Startup and shutdown
Startup behaviour was also examined: with a 13 V input at the 12 V setting, the output responds in approximately 150 µs with a clean, quick ramp and no detectable overshoot or other anomalous behaviour (within the resolution of the oscilloscope used). The input trace showed the expected dip as the board’s capacitors charged, attributed largely to inductance in the long supply leads used for the test. Shutdown was similarly clean, though much slower, governed by the discharge rate of the capacitors.
Relationship to the specification table
These bench results let several rows of the simulated spec table move toward hardware-verified status:
- Dropout, load regulation, line regulation — measured and consistent with simulated figures.
- Input range — operation confirmed down to 7 V at the tested loads, with a load-dependent minimum below that.
- Output drift with temperature — measured and consistent with the documented limit.
Still simulation-only, pending the dynamic measurements listed under Validation Status: loop characterisation (phase margin, unity-gain bandwidth, gain margin), PSRR, and output noise.

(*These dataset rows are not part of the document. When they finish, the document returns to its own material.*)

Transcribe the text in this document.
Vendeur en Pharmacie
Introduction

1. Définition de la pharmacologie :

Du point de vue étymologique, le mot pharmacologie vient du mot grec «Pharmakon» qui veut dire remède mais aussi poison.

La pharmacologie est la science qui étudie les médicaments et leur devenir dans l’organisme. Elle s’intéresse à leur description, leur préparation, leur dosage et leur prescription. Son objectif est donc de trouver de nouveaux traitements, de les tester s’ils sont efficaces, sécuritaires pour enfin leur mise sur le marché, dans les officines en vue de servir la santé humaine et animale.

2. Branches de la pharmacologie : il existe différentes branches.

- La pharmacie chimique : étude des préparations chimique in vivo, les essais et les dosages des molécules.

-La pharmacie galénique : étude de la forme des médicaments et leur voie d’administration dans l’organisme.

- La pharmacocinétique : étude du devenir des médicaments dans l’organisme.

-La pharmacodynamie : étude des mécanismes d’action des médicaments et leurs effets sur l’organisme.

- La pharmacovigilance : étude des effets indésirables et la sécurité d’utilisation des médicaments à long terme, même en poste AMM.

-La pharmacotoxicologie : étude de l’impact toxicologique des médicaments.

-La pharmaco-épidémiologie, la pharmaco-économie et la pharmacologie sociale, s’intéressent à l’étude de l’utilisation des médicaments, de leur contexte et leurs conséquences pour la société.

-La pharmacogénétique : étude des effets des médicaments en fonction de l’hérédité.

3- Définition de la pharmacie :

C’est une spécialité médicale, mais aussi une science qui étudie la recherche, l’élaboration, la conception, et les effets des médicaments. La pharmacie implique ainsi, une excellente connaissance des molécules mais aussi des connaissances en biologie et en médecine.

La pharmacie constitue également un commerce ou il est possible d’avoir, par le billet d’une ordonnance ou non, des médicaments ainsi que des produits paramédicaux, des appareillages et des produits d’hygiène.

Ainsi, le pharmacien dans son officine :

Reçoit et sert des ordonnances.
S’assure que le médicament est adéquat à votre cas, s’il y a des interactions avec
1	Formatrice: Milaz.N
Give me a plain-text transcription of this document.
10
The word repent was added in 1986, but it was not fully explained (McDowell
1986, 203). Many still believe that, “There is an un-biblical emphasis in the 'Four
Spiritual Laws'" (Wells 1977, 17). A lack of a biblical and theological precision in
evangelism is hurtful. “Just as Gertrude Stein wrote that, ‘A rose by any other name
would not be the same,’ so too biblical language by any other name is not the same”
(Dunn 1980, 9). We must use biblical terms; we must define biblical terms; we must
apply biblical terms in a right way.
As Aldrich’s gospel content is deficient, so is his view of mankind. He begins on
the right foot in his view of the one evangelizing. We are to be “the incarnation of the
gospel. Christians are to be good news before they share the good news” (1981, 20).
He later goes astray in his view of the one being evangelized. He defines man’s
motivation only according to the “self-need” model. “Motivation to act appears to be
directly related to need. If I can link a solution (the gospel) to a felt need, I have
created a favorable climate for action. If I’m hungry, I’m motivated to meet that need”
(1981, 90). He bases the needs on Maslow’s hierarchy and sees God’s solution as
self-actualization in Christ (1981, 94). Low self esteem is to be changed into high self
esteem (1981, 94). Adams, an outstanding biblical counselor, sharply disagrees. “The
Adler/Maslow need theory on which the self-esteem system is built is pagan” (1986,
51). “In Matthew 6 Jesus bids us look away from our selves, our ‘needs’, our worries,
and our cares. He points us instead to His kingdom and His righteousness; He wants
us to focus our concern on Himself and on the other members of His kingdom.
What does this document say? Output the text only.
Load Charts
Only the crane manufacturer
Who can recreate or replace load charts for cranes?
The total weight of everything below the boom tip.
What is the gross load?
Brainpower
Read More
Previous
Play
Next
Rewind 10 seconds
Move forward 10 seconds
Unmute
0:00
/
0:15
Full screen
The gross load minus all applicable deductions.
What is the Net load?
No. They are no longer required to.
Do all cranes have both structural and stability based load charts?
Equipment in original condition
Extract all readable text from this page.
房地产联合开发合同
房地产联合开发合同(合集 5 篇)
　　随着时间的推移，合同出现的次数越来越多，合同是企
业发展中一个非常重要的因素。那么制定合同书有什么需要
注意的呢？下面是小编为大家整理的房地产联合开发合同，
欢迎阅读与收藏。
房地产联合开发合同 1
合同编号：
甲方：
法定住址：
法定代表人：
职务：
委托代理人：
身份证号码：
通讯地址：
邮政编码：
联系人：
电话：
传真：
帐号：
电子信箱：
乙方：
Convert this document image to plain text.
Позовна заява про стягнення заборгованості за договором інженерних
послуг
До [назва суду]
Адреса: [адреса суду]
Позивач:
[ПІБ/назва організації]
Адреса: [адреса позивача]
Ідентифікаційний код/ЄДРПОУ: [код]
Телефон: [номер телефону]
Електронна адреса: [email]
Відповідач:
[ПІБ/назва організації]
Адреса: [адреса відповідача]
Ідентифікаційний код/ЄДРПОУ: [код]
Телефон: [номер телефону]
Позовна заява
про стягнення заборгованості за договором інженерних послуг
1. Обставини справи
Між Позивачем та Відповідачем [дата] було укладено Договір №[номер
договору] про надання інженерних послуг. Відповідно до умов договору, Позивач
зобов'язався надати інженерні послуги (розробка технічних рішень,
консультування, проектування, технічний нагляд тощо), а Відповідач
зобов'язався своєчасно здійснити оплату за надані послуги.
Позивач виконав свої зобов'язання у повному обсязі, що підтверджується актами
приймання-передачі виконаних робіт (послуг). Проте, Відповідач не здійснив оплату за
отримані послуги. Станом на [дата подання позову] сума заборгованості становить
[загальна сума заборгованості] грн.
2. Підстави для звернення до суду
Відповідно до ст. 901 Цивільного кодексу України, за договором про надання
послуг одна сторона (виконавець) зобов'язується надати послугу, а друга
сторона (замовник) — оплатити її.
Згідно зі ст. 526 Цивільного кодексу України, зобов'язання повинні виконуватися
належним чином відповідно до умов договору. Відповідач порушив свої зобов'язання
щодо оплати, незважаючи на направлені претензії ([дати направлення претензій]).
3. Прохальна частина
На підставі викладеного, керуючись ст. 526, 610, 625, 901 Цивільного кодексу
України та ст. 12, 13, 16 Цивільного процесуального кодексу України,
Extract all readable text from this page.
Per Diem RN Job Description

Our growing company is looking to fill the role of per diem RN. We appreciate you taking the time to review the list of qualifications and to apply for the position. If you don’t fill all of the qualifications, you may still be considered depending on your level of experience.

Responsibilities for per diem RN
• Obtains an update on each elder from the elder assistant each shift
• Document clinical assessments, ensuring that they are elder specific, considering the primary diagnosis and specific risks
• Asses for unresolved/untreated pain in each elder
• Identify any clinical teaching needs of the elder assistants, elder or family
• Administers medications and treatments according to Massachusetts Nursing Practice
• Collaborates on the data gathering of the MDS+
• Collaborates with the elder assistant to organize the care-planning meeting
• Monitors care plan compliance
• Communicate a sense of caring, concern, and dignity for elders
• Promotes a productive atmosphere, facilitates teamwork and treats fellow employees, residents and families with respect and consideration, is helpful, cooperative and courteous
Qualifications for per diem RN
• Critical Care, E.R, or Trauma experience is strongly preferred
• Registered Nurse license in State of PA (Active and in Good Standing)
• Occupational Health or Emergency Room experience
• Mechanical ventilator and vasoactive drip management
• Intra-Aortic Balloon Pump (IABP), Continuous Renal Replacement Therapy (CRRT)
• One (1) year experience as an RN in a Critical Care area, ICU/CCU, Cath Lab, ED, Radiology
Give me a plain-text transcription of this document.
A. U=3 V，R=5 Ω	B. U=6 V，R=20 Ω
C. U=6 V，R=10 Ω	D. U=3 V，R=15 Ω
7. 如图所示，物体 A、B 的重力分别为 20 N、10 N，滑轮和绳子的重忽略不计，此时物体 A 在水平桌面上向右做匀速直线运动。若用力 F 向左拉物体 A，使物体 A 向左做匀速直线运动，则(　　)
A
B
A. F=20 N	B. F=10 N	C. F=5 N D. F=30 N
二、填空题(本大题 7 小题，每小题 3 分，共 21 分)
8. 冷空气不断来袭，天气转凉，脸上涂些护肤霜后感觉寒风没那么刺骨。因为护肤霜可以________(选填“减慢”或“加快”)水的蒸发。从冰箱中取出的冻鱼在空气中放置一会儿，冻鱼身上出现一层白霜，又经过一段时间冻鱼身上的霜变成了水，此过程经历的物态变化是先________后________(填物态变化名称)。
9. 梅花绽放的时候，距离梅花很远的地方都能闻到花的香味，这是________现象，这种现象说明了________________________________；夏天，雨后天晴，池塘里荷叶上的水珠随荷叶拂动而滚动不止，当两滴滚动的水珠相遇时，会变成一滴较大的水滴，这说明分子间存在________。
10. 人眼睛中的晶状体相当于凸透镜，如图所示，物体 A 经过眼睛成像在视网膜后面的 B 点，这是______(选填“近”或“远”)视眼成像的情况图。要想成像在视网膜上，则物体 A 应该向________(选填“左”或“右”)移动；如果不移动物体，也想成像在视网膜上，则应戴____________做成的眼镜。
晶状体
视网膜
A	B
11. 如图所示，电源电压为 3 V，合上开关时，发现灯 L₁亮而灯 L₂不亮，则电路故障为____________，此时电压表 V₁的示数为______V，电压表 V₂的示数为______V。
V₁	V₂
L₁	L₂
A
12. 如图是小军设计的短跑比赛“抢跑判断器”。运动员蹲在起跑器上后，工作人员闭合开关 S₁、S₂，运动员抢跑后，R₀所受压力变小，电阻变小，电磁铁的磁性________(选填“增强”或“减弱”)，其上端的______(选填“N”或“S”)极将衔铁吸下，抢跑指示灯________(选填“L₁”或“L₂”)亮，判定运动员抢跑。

None of these is addressed by the DC and thermal data above.
DC and thermal measurements: Stan Dye, KC7XE, June 2026. All values measured at the board terminals on a single V2 sample. Plots generated from Stan’s tabulated data. See the project README for design rationale, schematic lineage, and the full specification table.